The Marlins ranked 27th in the majors in runs scored last season. Bad baserunning wasn’t entirely to blame for the team’s scoring struggles. Poor situational hitting was the primary culprit.
In fact, the Marlins fared better than most in the baserunning department. According to baseballreference.com, only two teams had fewer runners identified as “out on base,” examples of which include being doubled off on a line drive and being thrown out trying to advance a base on a fly ball or hit.
Still, Mattingly believes the Marlins need to do a better job on the base paths. And he said baserunning skills have steadily regressed over the years throughout the majors.
“No question,” he said. “It’s all over the league. I’d tell [bench coach Tim Wallach] while sitting on the bench, ‘I’m tired of complaining about it myself. So if I don’t do something about it, it’s my fault.’ ”
After last season, Mattingly told Marlins president of baseball operations Michael Hill that he intended to ramp on baserunning instruction during spring training.
“I told Mike and them, I’m tired of complaining about it,” he said. “I’m going to try to do something.”
Mattingly had the Marlins video staff put together an instructional tape showing both good and bad examples of baserunning. He enlisted the services of veteran outfielder Ichiro Suzuki, an outstanding baserunner, to offer comment.
“We’ve emphasized baserunning period,” he said. “We just tried a little different approach this year. We put a video together, just kind of a template for baserunning. It’s nothing guys haven’t done. We just think more visual learning will help us more than just talking it.”
Miguel Rojas was dazed when struck in the head with a thrown ball on Tuesday and was scheduled to undergo a concussion test.
“I was feeling dizzy and kind of uncomfortable,” Rojas said.
Rojas was playing shortstop when the throw by catcher Tomas Telis on a stolen-base attempt skipped off the turf and struck him in the head. Rojas was on the ground for about a minute before getting up and returning to the clubhouse for treatment.
“I was trying to block the ball, keep it in front of me,” Rojas said. “The hop was weird, hit me on the side of the head.”
Rojas said he probably could have continued playing had it been a regular-season game.
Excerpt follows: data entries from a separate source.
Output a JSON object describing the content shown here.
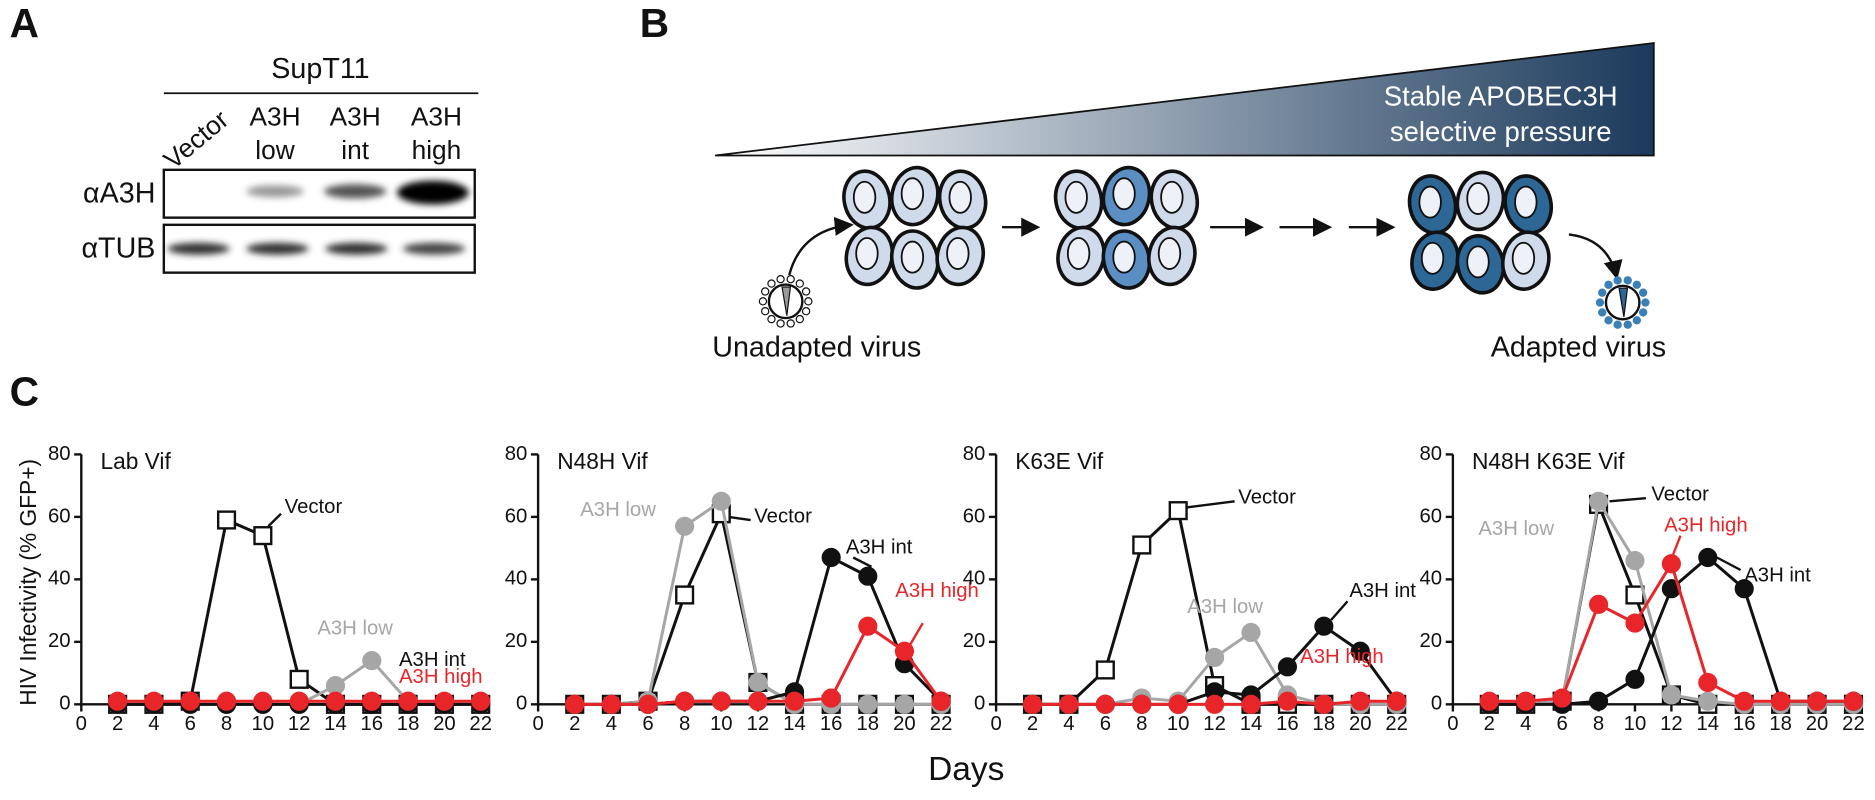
{
  "panel_labels": [
    "A",
    "B",
    "C"
  ],
  "panel_a": {
    "cell_line": "SupT11",
    "lanes": [
      [
        "Vector"
      ],
      [
        "A3H",
        "low"
      ],
      [
        "A3H",
        "int"
      ],
      [
        "A3H",
        "high"
      ]
    ],
    "rows": [
      "αA3H",
      "αTUB"
    ]
  },
  "panel_b": {
    "pressure": [
      "Stable APOBEC3H",
      "selective pressure"
    ],
    "start": "Unadapted virus",
    "end": "Adapted virus"
  },
  "axis_labels": {
    "y": "HIV Infectivity (% GFP+)",
    "x": "Days"
  },
  "chart_data": [
    {
      "type": "line",
      "title": "Lab Vif",
      "x": [
        2,
        4,
        6,
        8,
        10,
        12,
        14,
        16,
        18,
        20,
        22
      ],
      "xlim": [
        0,
        22
      ],
      "xticks": [
        0,
        2,
        4,
        6,
        8,
        10,
        12,
        14,
        16,
        18,
        20,
        22
      ],
      "ylim": [
        0,
        80
      ],
      "yticks": [
        0,
        20,
        40,
        60,
        80
      ],
      "series": [
        {
          "name": "Vector",
          "color": "#111111",
          "values": [
            0,
            0,
            1,
            59,
            54,
            8,
            0,
            0,
            0,
            0,
            0
          ]
        },
        {
          "name": "A3H low",
          "color": "#a6a6a6",
          "values": [
            0,
            0,
            0,
            0,
            0,
            0,
            6,
            14,
            1,
            0,
            0
          ]
        },
        {
          "name": "A3H int",
          "color": "#111111",
          "values": [
            0,
            0,
            0,
            0,
            0,
            0,
            0,
            0,
            0,
            0,
            0
          ]
        },
        {
          "name": "A3H high",
          "color": "#e8262a",
          "values": [
            1,
            1,
            1,
            1,
            1,
            1,
            1,
            1,
            1,
            1,
            1
          ]
        }
      ]
    },
    {
      "type": "line",
      "title": "N48H Vif",
      "x": [
        2,
        4,
        6,
        8,
        10,
        12,
        14,
        16,
        18,
        20,
        22
      ],
      "xlim": [
        0,
        22
      ],
      "xticks": [
        0,
        2,
        4,
        6,
        8,
        10,
        12,
        14,
        16,
        18,
        20,
        22
      ],
      "ylim": [
        0,
        80
      ],
      "yticks": [
        0,
        20,
        40,
        60,
        80
      ],
      "series": [
        {
          "name": "Vector",
          "color": "#111111",
          "values": [
            0,
            0,
            1,
            35,
            61,
            7,
            0,
            0,
            0,
            0,
            0
          ]
        },
        {
          "name": "A3H low",
          "color": "#a6a6a6",
          "values": [
            0,
            0,
            1,
            57,
            65,
            7,
            0,
            0,
            0,
            0,
            0
          ]
        },
        {
          "name": "A3H int",
          "color": "#111111",
          "values": [
            0,
            0,
            0,
            1,
            1,
            1,
            4,
            47,
            41,
            13,
            1
          ]
        },
        {
          "name": "A3H high",
          "color": "#e8262a",
          "values": [
            0,
            0,
            0,
            1,
            1,
            1,
            1,
            2,
            25,
            17,
            1
          ]
        }
      ]
    },
    {
      "type": "line",
      "title": "K63E Vif",
      "x": [
        2,
        4,
        6,
        8,
        10,
        12,
        14,
        16,
        18,
        20,
        22
      ],
      "xlim": [
        0,
        22
      ],
      "xticks": [
        0,
        2,
        4,
        6,
        8,
        10,
        12,
        14,
        16,
        18,
        20,
        22
      ],
      "ylim": [
        0,
        80
      ],
      "yticks": [
        0,
        20,
        40,
        60,
        80
      ],
      "series": [
        {
          "name": "Vector",
          "color": "#111111",
          "values": [
            0,
            0,
            11,
            51,
            62,
            6,
            0,
            0,
            0,
            0,
            0
          ]
        },
        {
          "name": "A3H low",
          "color": "#a6a6a6",
          "values": [
            0,
            0,
            0,
            2,
            1,
            15,
            23,
            3,
            0,
            0,
            0
          ]
        },
        {
          "name": "A3H int",
          "color": "#111111",
          "values": [
            0,
            0,
            0,
            0,
            0,
            4,
            3,
            12,
            25,
            17,
            1
          ]
        },
        {
          "name": "A3H high",
          "color": "#e8262a",
          "values": [
            0,
            0,
            0,
            0,
            0,
            0,
            0,
            1,
            0,
            1,
            1
          ]
        }
      ]
    },
    {
      "type": "line",
      "title": "N48H K63E Vif",
      "x": [
        2,
        4,
        6,
        8,
        10,
        12,
        14,
        16,
        18,
        20,
        22
      ],
      "xlim": [
        0,
        22
      ],
      "xticks": [
        0,
        2,
        4,
        6,
        8,
        10,
        12,
        14,
        16,
        18,
        20,
        22
      ],
      "ylim": [
        0,
        80
      ],
      "yticks": [
        0,
        20,
        40,
        60,
        80
      ],
      "series": [
        {
          "name": "Vector",
          "color": "#111111",
          "values": [
            0,
            0,
            1,
            64,
            35,
            3,
            0,
            0,
            0,
            0,
            0
          ]
        },
        {
          "name": "A3H low",
          "color": "#a6a6a6",
          "values": [
            0,
            0,
            1,
            65,
            46,
            3,
            1,
            0,
            0,
            0,
            0
          ]
        },
        {
          "name": "A3H int",
          "color": "#111111",
          "values": [
            0,
            0,
            0,
            1,
            8,
            37,
            47,
            37,
            1,
            1,
            1
          ]
        },
        {
          "name": "A3H high",
          "color": "#e8262a",
          "values": [
            1,
            1,
            2,
            32,
            26,
            45,
            7,
            1,
            1,
            1,
            1
          ]
        }
      ]
    }
  ]
}
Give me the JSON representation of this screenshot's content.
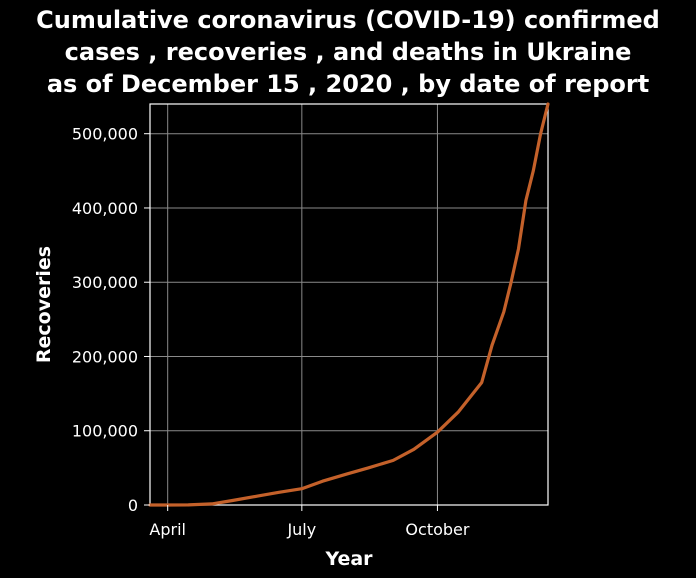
{
  "chart_data": {
    "type": "line",
    "title_lines": [
      "Cumulative coronavirus (COVID-19) confirmed",
      "cases , recoveries , and deaths in Ukraine",
      "as of December 15 , 2020 , by date of report"
    ],
    "xlabel": "Year",
    "ylabel": "Recoveries",
    "x_ticks": [
      "April",
      "July",
      "October"
    ],
    "x_tick_dates": [
      "2020-04-01",
      "2020-07-01",
      "2020-10-01"
    ],
    "xlim": [
      "2020-03-20",
      "2020-12-15"
    ],
    "ylim": [
      0,
      540000
    ],
    "y_ticks": [
      0,
      100000,
      200000,
      300000,
      400000,
      500000
    ],
    "y_tick_labels": [
      "0",
      "100,000",
      "200,000",
      "300,000",
      "400,000",
      "500,000"
    ],
    "grid": true,
    "colors": {
      "series": "#c4612a",
      "background": "#000000",
      "grid": "#8a8a8a"
    },
    "series": [
      {
        "points": [
          [
            "2020-03-20",
            0
          ],
          [
            "2020-04-01",
            0
          ],
          [
            "2020-04-15",
            200
          ],
          [
            "2020-05-01",
            1500
          ],
          [
            "2020-05-15",
            6000
          ],
          [
            "2020-06-01",
            12000
          ],
          [
            "2020-06-15",
            17000
          ],
          [
            "2020-07-01",
            22000
          ],
          [
            "2020-07-15",
            32000
          ],
          [
            "2020-08-01",
            42000
          ],
          [
            "2020-08-15",
            50000
          ],
          [
            "2020-09-01",
            60000
          ],
          [
            "2020-09-15",
            75000
          ],
          [
            "2020-10-01",
            98000
          ],
          [
            "2020-10-15",
            125000
          ],
          [
            "2020-10-31",
            165000
          ],
          [
            "2020-11-07",
            215000
          ],
          [
            "2020-11-15",
            260000
          ],
          [
            "2020-11-20",
            300000
          ],
          [
            "2020-11-25",
            345000
          ],
          [
            "2020-11-30",
            410000
          ],
          [
            "2020-12-05",
            450000
          ],
          [
            "2020-12-10",
            500000
          ],
          [
            "2020-12-15",
            540000
          ]
        ]
      }
    ]
  }
}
But because it’s spring training, he thought it best to be safe and left the game.
“I could have played,” Rojas said. “But it’s something you have to take care of.”
▪ Catcher A.J. Ellis is close to returning from a hamstring injury. “We’re thinking after this off day [Wednesday], that we’ll be pretty close to him looking like a regular guy again,” Mattingly said. “So he’ll starting up building toward games without any setbacks.”
▪ Reliever Brad Ziegler left camp for a couple of days in order to attend to a family matter.
▪ Wednesday: No game.
▪ Thursday: Marlins LHP Dillon Peters at Washington Nationals TBA, 1:05 p.m., West Palm Beach.